Let me be clear. It would not, in any way, be realistic for me to claim that there isn’t a problem of sexual assault on campus. There is, and it affects each and every student. However, it also isn’t realistic for anyone to blame these attacks on fraternities and dub every member a potential rapist, especially when there has not been one mention of a fraternity house in any clery release put forth by the University of Missouri Police Department. There is no evidence that fraternity members are to blame for the attacks, most of which occur in and around freshmen dorms. The clery releases sent to students from Columbia Police Departments are vague and lacking in description in regard to the attackers, thus, in typical fashion, those in charge are looking for someone to blame in a desperate attempt to fix the problem. Instead of implementing rules to create a safer campus, they’re creating more victims and treating Greek students like absentminded children.
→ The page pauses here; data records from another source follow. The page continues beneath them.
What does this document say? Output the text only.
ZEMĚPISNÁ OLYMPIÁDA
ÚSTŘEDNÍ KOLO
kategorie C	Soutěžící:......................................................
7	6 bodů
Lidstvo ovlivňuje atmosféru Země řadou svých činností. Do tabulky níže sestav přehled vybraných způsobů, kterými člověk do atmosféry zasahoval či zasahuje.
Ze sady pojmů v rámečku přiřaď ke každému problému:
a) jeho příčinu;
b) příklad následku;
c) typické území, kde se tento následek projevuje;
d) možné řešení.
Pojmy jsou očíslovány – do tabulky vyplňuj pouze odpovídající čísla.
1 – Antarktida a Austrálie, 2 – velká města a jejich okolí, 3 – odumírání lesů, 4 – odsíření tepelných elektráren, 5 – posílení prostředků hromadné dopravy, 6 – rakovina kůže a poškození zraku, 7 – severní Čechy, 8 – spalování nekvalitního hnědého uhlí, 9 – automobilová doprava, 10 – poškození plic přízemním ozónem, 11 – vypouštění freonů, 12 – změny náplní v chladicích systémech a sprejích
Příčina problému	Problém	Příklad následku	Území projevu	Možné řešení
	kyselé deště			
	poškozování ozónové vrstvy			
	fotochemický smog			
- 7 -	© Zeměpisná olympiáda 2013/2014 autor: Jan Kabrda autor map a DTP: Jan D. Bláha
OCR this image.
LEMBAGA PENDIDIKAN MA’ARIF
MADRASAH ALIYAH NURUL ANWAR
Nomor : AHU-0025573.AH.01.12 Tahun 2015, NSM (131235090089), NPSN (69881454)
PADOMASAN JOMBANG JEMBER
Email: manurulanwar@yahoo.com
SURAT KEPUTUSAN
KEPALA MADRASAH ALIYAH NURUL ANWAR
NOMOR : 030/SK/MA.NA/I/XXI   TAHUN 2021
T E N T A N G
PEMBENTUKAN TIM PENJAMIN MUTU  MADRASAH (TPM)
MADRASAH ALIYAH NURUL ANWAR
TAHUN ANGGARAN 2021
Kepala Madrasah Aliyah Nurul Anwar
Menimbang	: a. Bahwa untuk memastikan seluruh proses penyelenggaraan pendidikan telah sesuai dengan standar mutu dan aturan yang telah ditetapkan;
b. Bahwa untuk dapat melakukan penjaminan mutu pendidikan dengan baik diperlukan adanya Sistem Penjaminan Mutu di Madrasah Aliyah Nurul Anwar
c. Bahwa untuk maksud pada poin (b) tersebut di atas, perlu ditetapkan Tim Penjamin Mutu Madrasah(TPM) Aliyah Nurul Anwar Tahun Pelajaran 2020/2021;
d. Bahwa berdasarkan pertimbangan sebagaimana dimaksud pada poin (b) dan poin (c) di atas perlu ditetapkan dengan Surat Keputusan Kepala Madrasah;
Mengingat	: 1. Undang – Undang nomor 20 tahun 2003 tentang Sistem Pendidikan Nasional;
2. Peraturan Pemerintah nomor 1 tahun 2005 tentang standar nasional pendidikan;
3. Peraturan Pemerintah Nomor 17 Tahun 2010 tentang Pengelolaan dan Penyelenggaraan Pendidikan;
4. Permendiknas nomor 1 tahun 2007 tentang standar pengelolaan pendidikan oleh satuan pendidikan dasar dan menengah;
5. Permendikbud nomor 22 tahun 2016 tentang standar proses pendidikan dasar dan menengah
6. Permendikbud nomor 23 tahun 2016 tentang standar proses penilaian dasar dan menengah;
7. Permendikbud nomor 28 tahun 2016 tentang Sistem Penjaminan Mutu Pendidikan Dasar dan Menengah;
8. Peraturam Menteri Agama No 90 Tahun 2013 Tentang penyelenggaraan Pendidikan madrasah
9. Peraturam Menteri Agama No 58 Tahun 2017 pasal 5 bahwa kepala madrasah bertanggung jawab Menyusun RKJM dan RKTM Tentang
To be fair, there were some recommendations that would be effective in eliminating sexual assault, among which are hosting sexual assault summits for all Greek leaders and eliminating all alcohol besides beer from fraternity houses. The latter might still aggravate a few, but is minimal when you consider the other policies that deem Greek students nothing other than liabilities to be dealt with.
The Panhellenic Association, which was left in the dark on the matter along with the IFC, put together a letter to Chancellor Loftin noting their disagreement with the principles stated by The Consortium. The letter explained to the chancellor that the suggested policies do little to protect women from sexual assault, and that those who came up with the ideas should have consulted with PHA and IFC. Chancellor Loftin received the letter and promised to discuss the matter further, before completely ignoring this promise and putting forth the announcement of when the finalized proposal would be unveiled without consulting either party.
Now, those who could potentially be affected by this set of “recommendations,” the Greek students of Mizzou, are pissed. Here’s why.
Mizzou has held an incredibly influential Greek community for years, long before Loftin joined our school and long before attacks across campus increased. These Greek students have seized the opportunity to enhance their collegiate experience by joining an organization greater than themselves, and through which, they continually contribute and influence the campus. They are scholars, leaders, philanthropists, brothers, and sisters. They represent 55 chapters, self-governed and held to the highest standards. Are we going to ignore the fact that they organize and conduct the largest blood drive in the country every homecoming season? Are we going to ignore that they hold a collectively higher GPA than that of non-Greek students? Are we going to ignore the benefits that local and national organizations receive from events like Greek Week, that raised over $70,000 last year? Are we going to ignore the donations given to philanthropies, like the American Cancer Society, which recently received the largest single fraternity donation of $132,000 from Mizzou Alpha Epsilon Pi? No. We can’t. Because every single one of these achievements will be negatively impacted by the bogus set of policies that The Consortium is recommending. A set of rules that, if enforced, will kill Greek life and endanger the reputation of Mizzou as a whole.
It all comes down to this: the Greek students of Mizzou are people. Just like people, there are good ones, and there are bad ones. This does not mean that all fraternity men are rapists. This does not mean that all sorority women are victims. This means that they should be regarded, respected, and consulted when it comes to implementing a set of policies that will effect the system as a whole. The university needs to wake up and realize that Greek culture is a separate entity from the issue of sexual assault, and that limiting the rights of said culture will only hurt the students that they are striving to protect.